Not even just in computing power, which is what I usually see referenced in these discussions. I work in the longhaul internet business and the amount of bandwidth these AI companies are asking for is insane. The power we need to run all that transport gear is astronomical and it's not localized. You need an amplifier every 100 km or so and that's the easy part to account for. Their data centers are going to need dedicated nuclear plants to keep growing the way they are.
The only people who think AI will ‘lower a workload’ or be helpful, are the people who don’t do any of that work in the first place.
AI has become just another bullshit buzzword for management idiots to dick around with to make it look like they’re actually doing something.
From my experience, whenever someone says they used AI to do a task, it means I need to check their work twice to unfuck it. So AI effectively ends up creating more work, not less.
You know the really sad part? If your pitch was "it makes people work harder and less efficiently... but with AI," you would probably find some interested VCs.
I do think it has potential to reduce workload in specific jobs. E.g. in stuff like recognizing patterns in input data for data analysts. But only to a small degree and defintly not at every job.
But any company that actually uses chatgpt itself must be crazy or really not have a problem with data breaches.
The “old pile of complexity” will be bigger, consisting of vaguely code-shaped papier-mâché constructions no human mind designed, which the harried engineers will have to maintain and figure out which parts work correctly. Oh, and there’ll be fewer of them and they’ll be paid less, because management knows that with AI, their job is much easier and less demanding.
It's fucking worse. I use ChatGPT sometimes when I'm lazy. I ask it a question and it gets me within 50 feet of the answer. I then do Google searches for the rest, but I don't remember shit after that. It's the worst for retention. It's like using Google maps for everything and not knowing how to navigate without it. Old timers like to work on things without reading manuals because they'll remember how it works after spending time to really understand the problem.
Yeah except the sadder engineer pay should go up because lots of them will quit or retire early and the new ones aren't going to know how the pile of shit works by osmosis. Unionizing also wouldn't hurt.
The only way AI can "help" with coding is if the content it produces is essentially vanilla boilerplate stuff that you work from, and it requires no additional effort from those actually doing coding work.
Everything AI generates for code should be scrutinized and intensely reviewed before being merged.
I think the AI code gen tools can be great. But, you have to understand and be able to take what they give you and actually build something coherent with them, because (at least with the current generation) they clearly have pretty firmly bounded limits to what they can generate and figure out.
I actually think this makes a huge advantage for the previous generation of engineers, who didn't grow up with them.

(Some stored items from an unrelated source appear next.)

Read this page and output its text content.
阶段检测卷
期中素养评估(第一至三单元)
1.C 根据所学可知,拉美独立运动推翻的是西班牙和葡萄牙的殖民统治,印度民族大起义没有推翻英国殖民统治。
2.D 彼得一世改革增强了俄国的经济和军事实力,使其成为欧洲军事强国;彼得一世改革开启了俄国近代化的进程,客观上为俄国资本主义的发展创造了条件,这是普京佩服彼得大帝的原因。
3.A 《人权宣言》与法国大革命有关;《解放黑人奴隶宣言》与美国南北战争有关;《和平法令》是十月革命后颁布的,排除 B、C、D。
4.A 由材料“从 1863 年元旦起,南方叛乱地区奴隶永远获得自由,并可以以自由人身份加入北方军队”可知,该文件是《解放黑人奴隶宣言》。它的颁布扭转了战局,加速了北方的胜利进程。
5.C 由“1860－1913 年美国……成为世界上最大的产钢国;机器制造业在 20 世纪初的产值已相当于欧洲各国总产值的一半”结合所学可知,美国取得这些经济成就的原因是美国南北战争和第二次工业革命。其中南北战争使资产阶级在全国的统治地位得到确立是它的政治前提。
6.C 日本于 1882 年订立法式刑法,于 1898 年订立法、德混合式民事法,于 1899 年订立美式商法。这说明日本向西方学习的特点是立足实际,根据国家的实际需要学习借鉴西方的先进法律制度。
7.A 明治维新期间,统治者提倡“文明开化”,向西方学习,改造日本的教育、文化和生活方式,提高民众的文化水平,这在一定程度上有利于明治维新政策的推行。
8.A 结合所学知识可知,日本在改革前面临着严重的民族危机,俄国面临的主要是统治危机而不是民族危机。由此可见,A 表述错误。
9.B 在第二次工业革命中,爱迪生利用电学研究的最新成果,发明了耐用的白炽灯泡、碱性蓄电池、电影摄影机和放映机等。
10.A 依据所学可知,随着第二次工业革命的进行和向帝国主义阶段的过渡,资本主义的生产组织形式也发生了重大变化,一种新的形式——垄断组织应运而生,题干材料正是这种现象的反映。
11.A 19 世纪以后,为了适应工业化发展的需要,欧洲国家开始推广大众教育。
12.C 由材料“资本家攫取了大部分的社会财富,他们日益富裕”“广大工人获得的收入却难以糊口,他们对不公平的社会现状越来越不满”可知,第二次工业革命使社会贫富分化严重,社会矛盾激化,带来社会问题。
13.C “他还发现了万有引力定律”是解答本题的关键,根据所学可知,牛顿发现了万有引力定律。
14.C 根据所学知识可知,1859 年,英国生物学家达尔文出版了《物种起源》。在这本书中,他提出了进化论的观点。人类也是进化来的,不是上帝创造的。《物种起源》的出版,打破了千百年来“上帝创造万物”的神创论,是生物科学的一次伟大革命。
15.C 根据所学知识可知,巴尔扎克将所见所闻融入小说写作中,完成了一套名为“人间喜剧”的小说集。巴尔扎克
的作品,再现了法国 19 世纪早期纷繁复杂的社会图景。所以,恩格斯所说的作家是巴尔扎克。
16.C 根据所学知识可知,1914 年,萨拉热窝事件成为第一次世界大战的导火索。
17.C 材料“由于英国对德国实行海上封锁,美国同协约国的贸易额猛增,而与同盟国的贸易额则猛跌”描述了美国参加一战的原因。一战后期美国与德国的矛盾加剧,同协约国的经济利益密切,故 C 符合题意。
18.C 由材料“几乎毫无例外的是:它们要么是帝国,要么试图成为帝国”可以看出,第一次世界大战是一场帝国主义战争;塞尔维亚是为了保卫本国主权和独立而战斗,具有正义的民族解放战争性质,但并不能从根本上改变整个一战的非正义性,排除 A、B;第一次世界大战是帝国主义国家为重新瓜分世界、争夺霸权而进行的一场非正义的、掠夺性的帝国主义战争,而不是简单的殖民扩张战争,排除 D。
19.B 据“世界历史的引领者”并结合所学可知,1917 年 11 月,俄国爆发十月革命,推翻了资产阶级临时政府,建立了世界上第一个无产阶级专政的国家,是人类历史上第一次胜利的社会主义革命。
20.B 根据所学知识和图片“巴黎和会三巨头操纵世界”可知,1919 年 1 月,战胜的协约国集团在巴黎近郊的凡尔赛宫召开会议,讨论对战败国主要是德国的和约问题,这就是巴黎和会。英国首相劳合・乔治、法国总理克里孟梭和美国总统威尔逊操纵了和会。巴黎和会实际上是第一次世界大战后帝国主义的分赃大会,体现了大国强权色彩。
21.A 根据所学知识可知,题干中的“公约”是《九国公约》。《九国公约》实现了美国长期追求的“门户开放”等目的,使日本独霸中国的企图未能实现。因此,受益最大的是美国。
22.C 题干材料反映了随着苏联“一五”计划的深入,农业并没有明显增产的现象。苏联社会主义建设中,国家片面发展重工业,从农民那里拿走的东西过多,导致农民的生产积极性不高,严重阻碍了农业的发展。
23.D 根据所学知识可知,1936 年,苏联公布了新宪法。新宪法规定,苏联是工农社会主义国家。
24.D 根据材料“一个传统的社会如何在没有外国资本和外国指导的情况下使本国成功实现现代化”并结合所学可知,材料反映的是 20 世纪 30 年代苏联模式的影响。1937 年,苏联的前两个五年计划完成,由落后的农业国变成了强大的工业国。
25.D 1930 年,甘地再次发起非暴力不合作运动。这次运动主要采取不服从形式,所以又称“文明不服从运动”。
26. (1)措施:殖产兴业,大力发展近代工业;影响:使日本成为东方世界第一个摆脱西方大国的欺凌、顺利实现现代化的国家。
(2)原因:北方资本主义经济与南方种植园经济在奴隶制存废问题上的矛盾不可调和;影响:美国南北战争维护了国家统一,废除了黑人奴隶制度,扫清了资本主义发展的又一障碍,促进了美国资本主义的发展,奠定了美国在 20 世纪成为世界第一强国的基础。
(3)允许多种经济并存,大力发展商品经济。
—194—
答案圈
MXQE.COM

Because we all spent time sitting around creating octree classes and ring buffers, new ones with incredible amounts of repeated effort for every new project, we actually had to learn to be comfortable with reading and understanding and writing code. The muscles had to get strong. I feel like, whether or not AI progresses (soon) to the point that it can make a whole codebase for you and it'll all work, the engineers who grew up having to develop strong coding muscles will always have some level of advantage.
It's like the old-school carpenters who can knock in a nail with 3 hammer strikes and have everything organized in their minds to have what they need in their tool bag every single morning and not have to go and get something new. You can always learn to use the power tools. You can't go back and force yourself through the time consuming apprenticeship to work out how to work without them, though, once they exist.